The relevant parameters are:
mask_genome - 0 or 1. Defines whether or not to perform repeat masking on genomic sequences using EDTA.
augustus_species - if specified, Augustus will be used for ab-initio gene prediction. Augustus must be trained for a specific organism. However, pre-trained sets are available for some species. You can check to see if your organism is on the list. If not, there are several tutorials about training Augustus, e.g this one.
glimmerhmm_species - if specified, GlimmerHMM will be used for ab-initio gene prediction. However, there are only a few pre-trained data sets: arabidopsis, Celegans, human, rice, and zebrafish. Otherwise, you'll need to train the software yourself.
snap_species - if specified, SNAP will be used for ab-initio gene prediction. full path to the relevant SNAP .hmm file. A list of pre-trained species can be found here. Otherwise you'll need to train SNAP yourself.
ab-initio_weight - weight of ab-initio gene predictions when synthesizing gene models using EvidenceModeler. This can be any number, and is relative to other weight parameters defined in the configuration file.
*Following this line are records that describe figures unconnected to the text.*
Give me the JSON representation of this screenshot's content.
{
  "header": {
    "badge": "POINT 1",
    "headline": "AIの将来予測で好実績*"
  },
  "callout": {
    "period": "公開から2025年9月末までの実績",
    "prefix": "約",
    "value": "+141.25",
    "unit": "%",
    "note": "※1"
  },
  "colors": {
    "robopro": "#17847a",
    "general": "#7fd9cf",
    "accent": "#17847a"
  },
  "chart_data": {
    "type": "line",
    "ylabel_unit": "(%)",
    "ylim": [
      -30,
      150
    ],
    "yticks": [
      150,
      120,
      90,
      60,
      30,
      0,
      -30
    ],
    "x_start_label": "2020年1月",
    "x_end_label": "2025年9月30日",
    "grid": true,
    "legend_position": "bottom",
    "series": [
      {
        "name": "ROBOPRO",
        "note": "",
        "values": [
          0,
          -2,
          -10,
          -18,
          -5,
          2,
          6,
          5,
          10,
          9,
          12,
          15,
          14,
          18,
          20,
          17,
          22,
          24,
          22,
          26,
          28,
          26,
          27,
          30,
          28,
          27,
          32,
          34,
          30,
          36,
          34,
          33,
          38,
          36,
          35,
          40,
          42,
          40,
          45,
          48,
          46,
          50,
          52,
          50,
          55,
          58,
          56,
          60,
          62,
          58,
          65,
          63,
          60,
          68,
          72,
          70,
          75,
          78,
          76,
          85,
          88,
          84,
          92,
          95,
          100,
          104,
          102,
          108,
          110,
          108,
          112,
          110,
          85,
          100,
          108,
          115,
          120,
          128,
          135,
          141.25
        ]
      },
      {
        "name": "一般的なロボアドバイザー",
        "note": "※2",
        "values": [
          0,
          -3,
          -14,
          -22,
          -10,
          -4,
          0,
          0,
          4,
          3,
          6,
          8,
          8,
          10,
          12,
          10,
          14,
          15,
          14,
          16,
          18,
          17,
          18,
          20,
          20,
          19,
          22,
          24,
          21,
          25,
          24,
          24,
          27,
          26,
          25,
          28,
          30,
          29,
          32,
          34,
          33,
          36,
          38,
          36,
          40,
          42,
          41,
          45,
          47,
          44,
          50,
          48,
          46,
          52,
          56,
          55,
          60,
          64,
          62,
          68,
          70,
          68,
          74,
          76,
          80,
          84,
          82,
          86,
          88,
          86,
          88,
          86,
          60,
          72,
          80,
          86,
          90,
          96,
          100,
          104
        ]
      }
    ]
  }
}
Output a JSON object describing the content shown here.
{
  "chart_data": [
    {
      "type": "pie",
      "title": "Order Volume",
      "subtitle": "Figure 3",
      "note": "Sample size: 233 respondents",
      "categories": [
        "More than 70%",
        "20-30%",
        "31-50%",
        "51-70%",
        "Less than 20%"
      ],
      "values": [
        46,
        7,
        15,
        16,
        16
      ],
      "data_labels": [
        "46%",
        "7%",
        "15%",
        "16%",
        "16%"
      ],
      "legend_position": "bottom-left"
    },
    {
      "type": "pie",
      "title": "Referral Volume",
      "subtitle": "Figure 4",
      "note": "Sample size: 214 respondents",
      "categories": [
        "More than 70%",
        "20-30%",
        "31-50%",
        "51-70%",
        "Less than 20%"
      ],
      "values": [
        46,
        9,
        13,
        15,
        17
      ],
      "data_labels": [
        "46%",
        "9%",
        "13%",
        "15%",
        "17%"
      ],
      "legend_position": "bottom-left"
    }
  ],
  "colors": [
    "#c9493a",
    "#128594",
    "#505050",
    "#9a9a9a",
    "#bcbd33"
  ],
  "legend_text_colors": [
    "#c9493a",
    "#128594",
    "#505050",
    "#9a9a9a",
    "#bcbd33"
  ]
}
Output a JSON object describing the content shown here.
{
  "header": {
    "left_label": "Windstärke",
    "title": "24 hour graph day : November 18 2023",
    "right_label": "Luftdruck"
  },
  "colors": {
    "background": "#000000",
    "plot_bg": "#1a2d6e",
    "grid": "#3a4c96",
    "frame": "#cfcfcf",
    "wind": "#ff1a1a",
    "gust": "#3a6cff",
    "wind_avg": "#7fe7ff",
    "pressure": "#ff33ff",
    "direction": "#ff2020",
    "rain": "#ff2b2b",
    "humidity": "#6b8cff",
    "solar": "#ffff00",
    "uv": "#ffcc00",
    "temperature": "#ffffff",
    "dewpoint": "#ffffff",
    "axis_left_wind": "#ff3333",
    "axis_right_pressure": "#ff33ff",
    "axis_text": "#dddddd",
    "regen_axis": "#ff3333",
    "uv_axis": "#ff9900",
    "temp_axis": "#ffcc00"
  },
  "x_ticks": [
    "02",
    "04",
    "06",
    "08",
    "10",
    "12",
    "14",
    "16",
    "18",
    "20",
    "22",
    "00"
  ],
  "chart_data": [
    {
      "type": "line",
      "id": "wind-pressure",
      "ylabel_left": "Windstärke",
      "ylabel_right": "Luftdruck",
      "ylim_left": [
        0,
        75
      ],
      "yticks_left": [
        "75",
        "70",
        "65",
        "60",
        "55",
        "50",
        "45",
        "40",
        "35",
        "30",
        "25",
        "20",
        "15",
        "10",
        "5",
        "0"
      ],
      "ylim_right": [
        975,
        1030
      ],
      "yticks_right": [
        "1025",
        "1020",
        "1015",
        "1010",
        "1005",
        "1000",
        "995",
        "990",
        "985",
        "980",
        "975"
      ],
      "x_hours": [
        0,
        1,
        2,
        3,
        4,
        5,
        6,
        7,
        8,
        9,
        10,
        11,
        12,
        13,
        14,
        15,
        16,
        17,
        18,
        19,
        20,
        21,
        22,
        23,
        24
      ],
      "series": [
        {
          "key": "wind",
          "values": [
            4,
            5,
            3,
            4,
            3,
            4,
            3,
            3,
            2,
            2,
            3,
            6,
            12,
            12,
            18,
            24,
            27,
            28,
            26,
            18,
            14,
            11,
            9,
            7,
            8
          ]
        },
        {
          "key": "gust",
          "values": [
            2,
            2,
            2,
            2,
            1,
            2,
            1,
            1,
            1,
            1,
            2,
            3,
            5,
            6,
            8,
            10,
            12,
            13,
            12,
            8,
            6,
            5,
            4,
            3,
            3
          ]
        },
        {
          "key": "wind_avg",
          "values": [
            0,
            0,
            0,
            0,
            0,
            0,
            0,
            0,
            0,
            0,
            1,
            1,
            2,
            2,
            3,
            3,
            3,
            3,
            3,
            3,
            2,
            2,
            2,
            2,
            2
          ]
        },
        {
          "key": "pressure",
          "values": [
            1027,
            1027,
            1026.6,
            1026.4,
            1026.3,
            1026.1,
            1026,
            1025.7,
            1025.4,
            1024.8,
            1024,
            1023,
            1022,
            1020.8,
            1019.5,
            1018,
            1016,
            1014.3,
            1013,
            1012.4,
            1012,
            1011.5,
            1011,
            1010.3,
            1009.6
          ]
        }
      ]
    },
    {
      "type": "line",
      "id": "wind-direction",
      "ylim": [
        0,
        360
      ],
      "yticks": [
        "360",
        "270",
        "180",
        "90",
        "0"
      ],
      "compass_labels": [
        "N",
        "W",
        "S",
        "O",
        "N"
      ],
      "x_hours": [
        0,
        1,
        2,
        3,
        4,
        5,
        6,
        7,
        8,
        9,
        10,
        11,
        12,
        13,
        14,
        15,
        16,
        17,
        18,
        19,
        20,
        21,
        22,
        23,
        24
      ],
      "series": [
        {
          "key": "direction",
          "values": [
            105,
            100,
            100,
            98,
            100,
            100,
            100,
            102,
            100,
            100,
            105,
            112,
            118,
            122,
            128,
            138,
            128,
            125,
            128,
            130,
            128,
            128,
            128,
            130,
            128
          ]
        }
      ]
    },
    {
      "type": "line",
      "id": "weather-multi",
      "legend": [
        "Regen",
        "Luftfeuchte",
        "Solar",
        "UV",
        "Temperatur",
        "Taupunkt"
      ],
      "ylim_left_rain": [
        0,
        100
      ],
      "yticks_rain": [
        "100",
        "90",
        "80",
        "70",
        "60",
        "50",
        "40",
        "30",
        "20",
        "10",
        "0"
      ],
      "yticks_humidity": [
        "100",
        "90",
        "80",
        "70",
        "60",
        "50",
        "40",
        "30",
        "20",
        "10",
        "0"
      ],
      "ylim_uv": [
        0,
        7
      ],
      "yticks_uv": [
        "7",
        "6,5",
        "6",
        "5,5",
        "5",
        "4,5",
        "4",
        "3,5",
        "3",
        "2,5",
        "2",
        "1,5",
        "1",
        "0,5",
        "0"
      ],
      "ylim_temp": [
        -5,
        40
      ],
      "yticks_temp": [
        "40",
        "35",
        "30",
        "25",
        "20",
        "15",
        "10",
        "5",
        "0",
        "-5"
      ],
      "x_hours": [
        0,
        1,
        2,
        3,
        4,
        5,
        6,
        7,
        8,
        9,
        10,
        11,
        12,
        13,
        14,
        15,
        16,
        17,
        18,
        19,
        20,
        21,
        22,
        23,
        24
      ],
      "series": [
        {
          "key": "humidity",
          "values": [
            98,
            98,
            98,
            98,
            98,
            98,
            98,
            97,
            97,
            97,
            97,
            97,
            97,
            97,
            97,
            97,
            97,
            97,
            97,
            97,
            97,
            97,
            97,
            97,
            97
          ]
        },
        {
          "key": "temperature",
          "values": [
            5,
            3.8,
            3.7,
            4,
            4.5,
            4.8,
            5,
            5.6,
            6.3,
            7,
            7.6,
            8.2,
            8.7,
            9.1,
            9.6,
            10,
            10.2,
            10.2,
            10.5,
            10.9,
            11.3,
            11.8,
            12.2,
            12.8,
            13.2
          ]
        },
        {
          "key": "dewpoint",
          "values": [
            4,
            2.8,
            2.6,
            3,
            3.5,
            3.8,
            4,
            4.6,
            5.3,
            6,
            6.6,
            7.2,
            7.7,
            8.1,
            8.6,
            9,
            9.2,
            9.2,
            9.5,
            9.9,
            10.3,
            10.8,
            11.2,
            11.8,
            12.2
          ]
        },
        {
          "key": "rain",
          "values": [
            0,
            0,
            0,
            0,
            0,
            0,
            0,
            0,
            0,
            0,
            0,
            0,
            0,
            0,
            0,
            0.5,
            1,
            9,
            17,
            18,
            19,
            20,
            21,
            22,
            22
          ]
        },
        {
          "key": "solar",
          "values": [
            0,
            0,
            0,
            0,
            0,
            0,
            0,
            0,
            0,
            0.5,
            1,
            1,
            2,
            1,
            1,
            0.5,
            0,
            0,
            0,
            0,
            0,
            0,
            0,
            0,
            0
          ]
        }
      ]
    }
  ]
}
transcripts_weight - weight of transcript evidence-based gene predictions (derived from PASA) when synthesizing gene models using EvidenceModeler. This can be any number, and is relative to other weight parameters defined in the configuration file.
proteins_weight - weight of protein evidence-based gene predictions (derived from genomeThreader) when synthesizing gene models using EvidenceModeler. This can be any number, and is relative to other weight parameters defined in the configuration file.
segment_size - genome window size (in bp) used by EvidenceModeler for parallel computing.
overlap_size - overlap between windows (in bp).
split_chimeras - 0 or 1. Whether or not to apply a step for detection and splitting of chimeric gene models. This is an experimental feature.
chimeraBuster_dir - if you choose to split chimeric genes, you'll need to clone the chimeraBuster repo and use this parameter to specify the path to the code.
min_protein - gene models coding for proteins shorter than this value (number of amino acids) will be discarded.
max_AED - each gene model generated by EvidenceModeler is assigned an Annotation Edit Distance (AED) between 0 and 1, indicating how different a model is from the available evidence. An AED score of 1 means there is no evidence support for the model and it is purely based on ab-initio prediction. Models with AED larger than this value will be discarded. The value depends on how much you want to rely on the evidence. When solid evidence are available, a value of 0.3-0.5 is recommended. If the quality and/or quantity of evidence data is limited, you may want to increase the value.